By far the best sounding stage of the lot was that of the ‘Doof Tent’, though strangely not in a tent! Now I’ve been to many a doof, and am a little bewildered for such a name, as it by no means had the ‘in-touch-with-nature feel’, especially with cement as the ground, and a real lack of comfy seating; actually any sort of seating. Perhaps because the predominant style (amongst the instrumental musicians) of music performed on this stage was electronic dance music, and ‘Doof Tent’ was more appropriate than ‘Oonce Oonce Stage’. Unfortunately missing Heist, I got there to catch the last of the very brightly-attired female DJ trio in Underpsyded; looking very cute in their Alice-in-Wonderland inspired floral dresses, their psy-toned set got my feet moving early in the day. Following on was a very small-stature one-man maestro known as Humans Minus Government, playing an interesting ‘live’ mixture of different tempo goa/psy tunes. Also playing ‘live’ were the talents of Lowkey + Nude, D-Ko, Murray Antill, Pony Loaf, The Bird, and Drop The Lime (the last two unfortunately missing due to a wet and early departure). In DJ talent, Valli mixed up her 45 mins spread out over two timeslots, amongst the sets of Octon, Zenith, and Orinoki.

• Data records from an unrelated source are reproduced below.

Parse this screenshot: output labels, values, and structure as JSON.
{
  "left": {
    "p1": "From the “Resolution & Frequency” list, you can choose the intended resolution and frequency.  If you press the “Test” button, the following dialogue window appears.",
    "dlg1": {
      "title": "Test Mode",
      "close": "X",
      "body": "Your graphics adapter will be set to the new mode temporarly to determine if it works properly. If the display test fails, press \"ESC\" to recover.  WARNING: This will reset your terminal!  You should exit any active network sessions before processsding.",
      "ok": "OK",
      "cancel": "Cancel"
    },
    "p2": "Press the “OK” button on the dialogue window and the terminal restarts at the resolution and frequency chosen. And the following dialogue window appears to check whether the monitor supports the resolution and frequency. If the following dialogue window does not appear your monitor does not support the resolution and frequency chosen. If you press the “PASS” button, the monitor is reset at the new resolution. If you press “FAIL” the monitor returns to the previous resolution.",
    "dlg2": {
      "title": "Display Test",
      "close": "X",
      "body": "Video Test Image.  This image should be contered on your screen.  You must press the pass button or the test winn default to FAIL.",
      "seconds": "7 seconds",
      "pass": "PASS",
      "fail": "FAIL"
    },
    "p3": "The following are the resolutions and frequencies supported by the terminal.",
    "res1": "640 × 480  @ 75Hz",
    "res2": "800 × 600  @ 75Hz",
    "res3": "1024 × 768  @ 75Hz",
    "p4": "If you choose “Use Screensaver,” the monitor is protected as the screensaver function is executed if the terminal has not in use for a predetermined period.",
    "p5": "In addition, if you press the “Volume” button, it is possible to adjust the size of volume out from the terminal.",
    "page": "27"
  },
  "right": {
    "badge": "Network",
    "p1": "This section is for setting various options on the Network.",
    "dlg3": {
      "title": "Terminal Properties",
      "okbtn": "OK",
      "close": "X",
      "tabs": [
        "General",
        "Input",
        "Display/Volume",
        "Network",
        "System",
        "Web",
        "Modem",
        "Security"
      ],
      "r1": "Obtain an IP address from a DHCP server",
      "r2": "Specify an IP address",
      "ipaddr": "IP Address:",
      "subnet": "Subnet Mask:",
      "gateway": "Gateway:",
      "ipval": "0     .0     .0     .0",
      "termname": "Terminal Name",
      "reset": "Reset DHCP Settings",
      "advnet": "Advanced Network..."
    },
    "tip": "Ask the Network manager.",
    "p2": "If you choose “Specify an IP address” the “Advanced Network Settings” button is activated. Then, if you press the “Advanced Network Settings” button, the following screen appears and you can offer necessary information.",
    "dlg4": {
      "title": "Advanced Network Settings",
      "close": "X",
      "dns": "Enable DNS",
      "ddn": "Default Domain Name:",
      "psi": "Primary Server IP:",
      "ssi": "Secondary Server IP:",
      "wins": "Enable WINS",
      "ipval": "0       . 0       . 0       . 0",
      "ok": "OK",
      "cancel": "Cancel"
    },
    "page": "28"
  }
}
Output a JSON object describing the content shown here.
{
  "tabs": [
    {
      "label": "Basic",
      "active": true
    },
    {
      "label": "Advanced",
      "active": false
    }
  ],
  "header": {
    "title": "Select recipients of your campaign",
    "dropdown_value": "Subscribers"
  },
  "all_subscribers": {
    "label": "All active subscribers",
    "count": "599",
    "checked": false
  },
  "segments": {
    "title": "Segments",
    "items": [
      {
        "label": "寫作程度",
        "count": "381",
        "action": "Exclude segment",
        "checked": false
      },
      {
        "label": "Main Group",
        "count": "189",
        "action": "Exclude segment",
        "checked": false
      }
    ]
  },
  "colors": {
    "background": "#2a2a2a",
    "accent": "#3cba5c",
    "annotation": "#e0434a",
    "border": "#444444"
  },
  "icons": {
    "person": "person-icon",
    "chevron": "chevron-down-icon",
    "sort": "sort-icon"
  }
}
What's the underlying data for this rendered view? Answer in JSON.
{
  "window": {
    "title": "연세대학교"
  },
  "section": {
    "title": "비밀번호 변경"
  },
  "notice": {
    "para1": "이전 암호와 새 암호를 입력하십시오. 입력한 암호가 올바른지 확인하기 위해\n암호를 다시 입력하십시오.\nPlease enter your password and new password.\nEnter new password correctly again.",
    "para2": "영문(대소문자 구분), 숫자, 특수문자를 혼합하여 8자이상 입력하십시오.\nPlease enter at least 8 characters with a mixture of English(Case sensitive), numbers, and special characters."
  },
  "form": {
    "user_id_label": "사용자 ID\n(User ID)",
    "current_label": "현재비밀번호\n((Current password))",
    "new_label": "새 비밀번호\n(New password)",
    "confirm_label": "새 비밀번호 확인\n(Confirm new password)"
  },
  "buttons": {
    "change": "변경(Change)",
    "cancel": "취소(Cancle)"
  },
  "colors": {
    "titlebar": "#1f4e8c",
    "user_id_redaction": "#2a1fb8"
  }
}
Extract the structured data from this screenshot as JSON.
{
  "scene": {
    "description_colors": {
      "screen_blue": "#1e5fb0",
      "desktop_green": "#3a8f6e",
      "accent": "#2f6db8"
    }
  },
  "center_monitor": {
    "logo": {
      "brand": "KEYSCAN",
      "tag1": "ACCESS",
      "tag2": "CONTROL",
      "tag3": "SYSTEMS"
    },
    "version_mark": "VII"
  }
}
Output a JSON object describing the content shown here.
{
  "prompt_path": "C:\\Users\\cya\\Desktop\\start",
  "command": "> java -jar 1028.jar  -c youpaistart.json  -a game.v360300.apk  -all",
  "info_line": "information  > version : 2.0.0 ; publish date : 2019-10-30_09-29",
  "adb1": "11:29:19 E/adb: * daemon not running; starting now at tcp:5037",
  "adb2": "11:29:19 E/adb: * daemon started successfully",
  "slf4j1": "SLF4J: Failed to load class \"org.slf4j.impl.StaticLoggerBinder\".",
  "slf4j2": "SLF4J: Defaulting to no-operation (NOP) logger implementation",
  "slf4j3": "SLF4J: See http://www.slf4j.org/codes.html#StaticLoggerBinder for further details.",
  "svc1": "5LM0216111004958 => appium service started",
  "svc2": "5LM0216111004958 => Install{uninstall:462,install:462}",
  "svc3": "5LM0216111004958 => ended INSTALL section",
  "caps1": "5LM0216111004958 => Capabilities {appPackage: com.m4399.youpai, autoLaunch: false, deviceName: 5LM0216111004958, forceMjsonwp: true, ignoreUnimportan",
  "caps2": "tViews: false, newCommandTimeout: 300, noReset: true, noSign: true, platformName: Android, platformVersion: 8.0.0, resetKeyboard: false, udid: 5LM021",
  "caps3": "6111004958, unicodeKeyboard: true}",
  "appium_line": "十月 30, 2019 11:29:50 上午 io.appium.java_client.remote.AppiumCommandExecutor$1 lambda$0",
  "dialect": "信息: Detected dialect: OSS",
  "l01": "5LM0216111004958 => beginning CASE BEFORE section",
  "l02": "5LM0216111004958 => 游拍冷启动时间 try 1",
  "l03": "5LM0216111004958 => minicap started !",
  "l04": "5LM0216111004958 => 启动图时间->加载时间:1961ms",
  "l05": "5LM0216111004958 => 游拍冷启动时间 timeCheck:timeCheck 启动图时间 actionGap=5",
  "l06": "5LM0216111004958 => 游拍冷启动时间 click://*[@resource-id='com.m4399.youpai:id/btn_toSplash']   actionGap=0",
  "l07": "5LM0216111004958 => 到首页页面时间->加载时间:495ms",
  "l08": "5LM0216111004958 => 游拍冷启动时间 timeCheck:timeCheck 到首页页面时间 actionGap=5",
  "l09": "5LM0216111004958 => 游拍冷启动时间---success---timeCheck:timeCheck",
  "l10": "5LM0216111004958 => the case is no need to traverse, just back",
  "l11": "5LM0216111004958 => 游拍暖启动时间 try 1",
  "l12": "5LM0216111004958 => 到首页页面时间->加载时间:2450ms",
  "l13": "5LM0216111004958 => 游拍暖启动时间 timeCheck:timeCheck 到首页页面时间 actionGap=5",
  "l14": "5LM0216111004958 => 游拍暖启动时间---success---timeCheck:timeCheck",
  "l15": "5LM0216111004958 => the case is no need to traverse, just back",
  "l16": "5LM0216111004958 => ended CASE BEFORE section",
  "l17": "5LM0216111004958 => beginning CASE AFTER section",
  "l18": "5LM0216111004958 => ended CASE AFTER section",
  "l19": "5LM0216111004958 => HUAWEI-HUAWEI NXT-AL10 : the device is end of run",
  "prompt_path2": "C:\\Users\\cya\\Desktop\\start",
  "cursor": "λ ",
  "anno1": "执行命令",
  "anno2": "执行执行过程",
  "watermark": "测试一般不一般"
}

An assortment of musical styles, whether disc-jockeys, live EDM artists, or small to large bands, there were great sound delights for all to take in. All in all a really well-organised and action-packed day; where else can Punks, Goths, Mod-Rockers, Grungers, Ravers, and Doofers almost share the same space for the sake of the greatest global communication – that of music, well done Zed!